Emma is a former noviate but left the order to go into the family business which is the investigation of art crimes.  Usually the family consults for private individuals but Emma decided to join the FBI. Those complicated and weighty decisions must have been covered in a previous book as they were only lightly referenced here. Given Emma’s former occupation, I was surprised at how unreligious she was.  Even if she had left the Order, I would have thought that spirituality would have remained part of her mindset.

Colin Donovan is a deep undercover agent purportedly on the edge of burnout.  He’s sitting on a cache of weapons and is trying to sell them, in hopes of finding some individuals high up in the weapons trade. Instead, he is taken hostage and his captors debate killing him.

This book read like an episode in a TV series. Nice to visit but not memorable and relies a great deal on coincidences. Emma and her grandfather once did work for a Russian billionaire Dmitri Rusakov. He seeks her aid because a Russian folklore collection which was initially stolen from him by his former wife may be returning to him by his former wife’s daughter, Natalie.  I wasn’t exactly sure why everyone was converging on Emma’s town of Heron’s Cove or Colin’s nearby town, Saint’s Cove.  Why did Dimtri need Emma’s assistance?  Why come to Maine?   Tatiana Pavlova, a jewelry designer of exquisite talent, comes to warn her off of Dmitri Rusakov. Rusakov’s appearance brings an old attraction of Emma’s back to town.

As for the romance angle, it’s present but understated. Colin is taken aback that Emma is baking pies and visiting his parents.  Isn’t that taking it a bit too fast, he thinks?  Emma is tight lipped about her family’s past history and her own with Dimtri and Dimtri’s security specialist.  Colin is irked by this and seeks to gain confidences while at the same time slowing the pace of their relationship (which didn’t appear to be moving in a forward direction in my opinion).  Colin is Emma’s first physical relationship beyond the nunnery.  While I thought there was plenty of chemistry between the two, I didn’t get the sense that the two were good for each other.

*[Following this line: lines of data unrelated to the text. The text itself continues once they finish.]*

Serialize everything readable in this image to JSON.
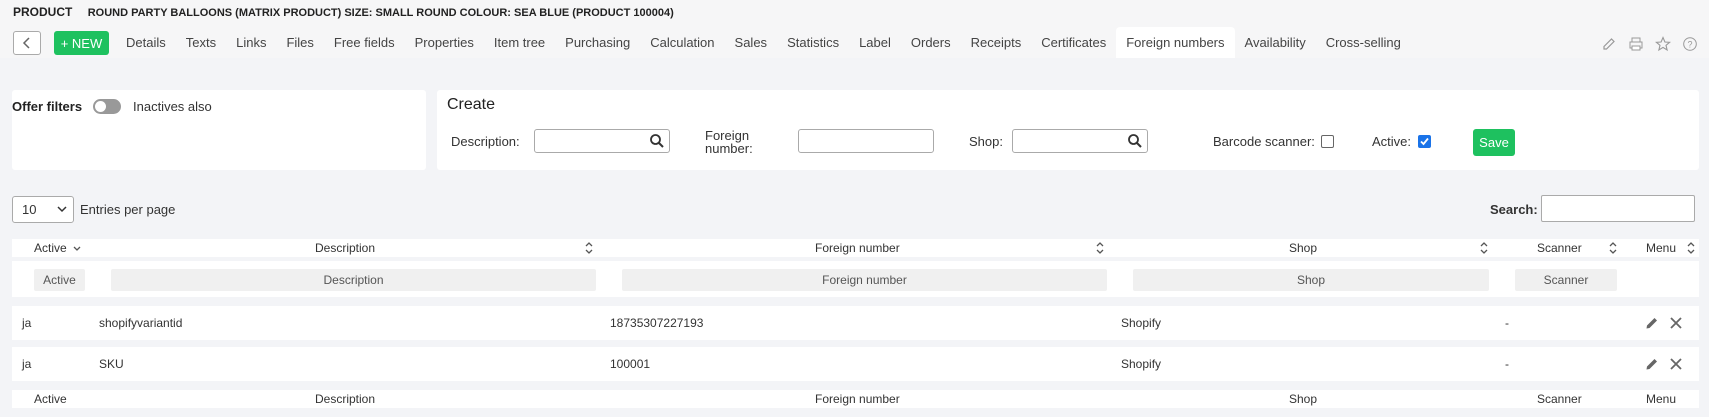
{
  "header": {
    "label": "PRODUCT",
    "product_name": "ROUND PARTY BALLOONS (MATRIX PRODUCT) SIZE: SMALL ROUND COLOUR: SEA BLUE (PRODUCT 100004)"
  },
  "toolbar": {
    "new_label": "+ NEW",
    "tabs": [
      "Details",
      "Texts",
      "Links",
      "Files",
      "Free fields",
      "Properties",
      "Item tree",
      "Purchasing",
      "Calculation",
      "Sales",
      "Statistics",
      "Label",
      "Orders",
      "Receipts",
      "Certificates",
      "Foreign numbers",
      "Availability",
      "Cross-selling"
    ],
    "active_tab": "Foreign numbers"
  },
  "offer_filters": {
    "label": "Offer filters",
    "inactives_label": "Inactives also",
    "inactives_on": false
  },
  "create": {
    "title": "Create",
    "description_label": "Description:",
    "foreign_number_label_1": "Foreign",
    "foreign_number_label_2": "number:",
    "shop_label": "Shop:",
    "barcode_label": "Barcode scanner:",
    "barcode_checked": false,
    "active_label": "Active:",
    "active_checked": true,
    "save_label": "Save"
  },
  "list_controls": {
    "per_page_value": "10",
    "per_page_label": "Entries per page",
    "search_label": "Search:"
  },
  "table": {
    "columns": [
      "Active",
      "Description",
      "Foreign number",
      "Shop",
      "Scanner",
      "Menu"
    ],
    "filters": [
      "Active",
      "Description",
      "Foreign number",
      "Shop",
      "Scanner"
    ],
    "rows": [
      {
        "active": "ja",
        "description": "shopifyvariantid",
        "foreign_number": "18735307227193",
        "shop": "Shopify",
        "scanner": "-"
      },
      {
        "active": "ja",
        "description": "SKU",
        "foreign_number": "100001",
        "shop": "Shopify",
        "scanner": "-"
      }
    ]
  },
  "colors": {
    "accent_green": "#1ec15f",
    "checkbox_blue": "#1a73e8",
    "background": "#f3f4f7"
  }
}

There is a bunch of half starts here and it’s a superficial look at everything from the suspense to the relationship.  It’s an easy read with a little mystery and not much danger.  I like my romantic suspenses a bit more gritty and while I am grateful to avoid the serial killer dominated thrillers, I could have used a little more action in this one.  The motley crew of Donovan brothers, Sharpe family members, and the haunted Irish priest provide plenty of characters to fill the pages.  C

Best regards,



Jane Litte is the founder of Dear Author, a lawyer, and a lover of pencil skirts. She self publishes NA and contemporaries (and publishes with Berkley and Montlake) and spends her downtime reading romances and writing about them. Her TBR pile is much larger than the one shown in the picture and not as pretty. You can reach Jane by email at jane @ dearauthor dot com

One Comment

  1. Leslie
    Aug 23, 2012 @ 10:42:29

    This book really bugged me for many of the reasons you stated in you review. What was really annoying was the “I can’t tell you aspect” about everyone’s interactions and the nun stuff. She was a novice for about ten minutes so why keep going on and on about it! Also I am not a fan of the small town meets international crime/espionage trope.
    The first book had a decent crime/mystery, but HC was just a ramble of non trusting characters fishing, drinking, kayaking and making pies. I really hated the ending in Ireland. So trite.
    Carla Neggars has written some good stories. I have throughly enjoyed her U.S. Marshall series, but as she migrates north I have not enjoyed them as much.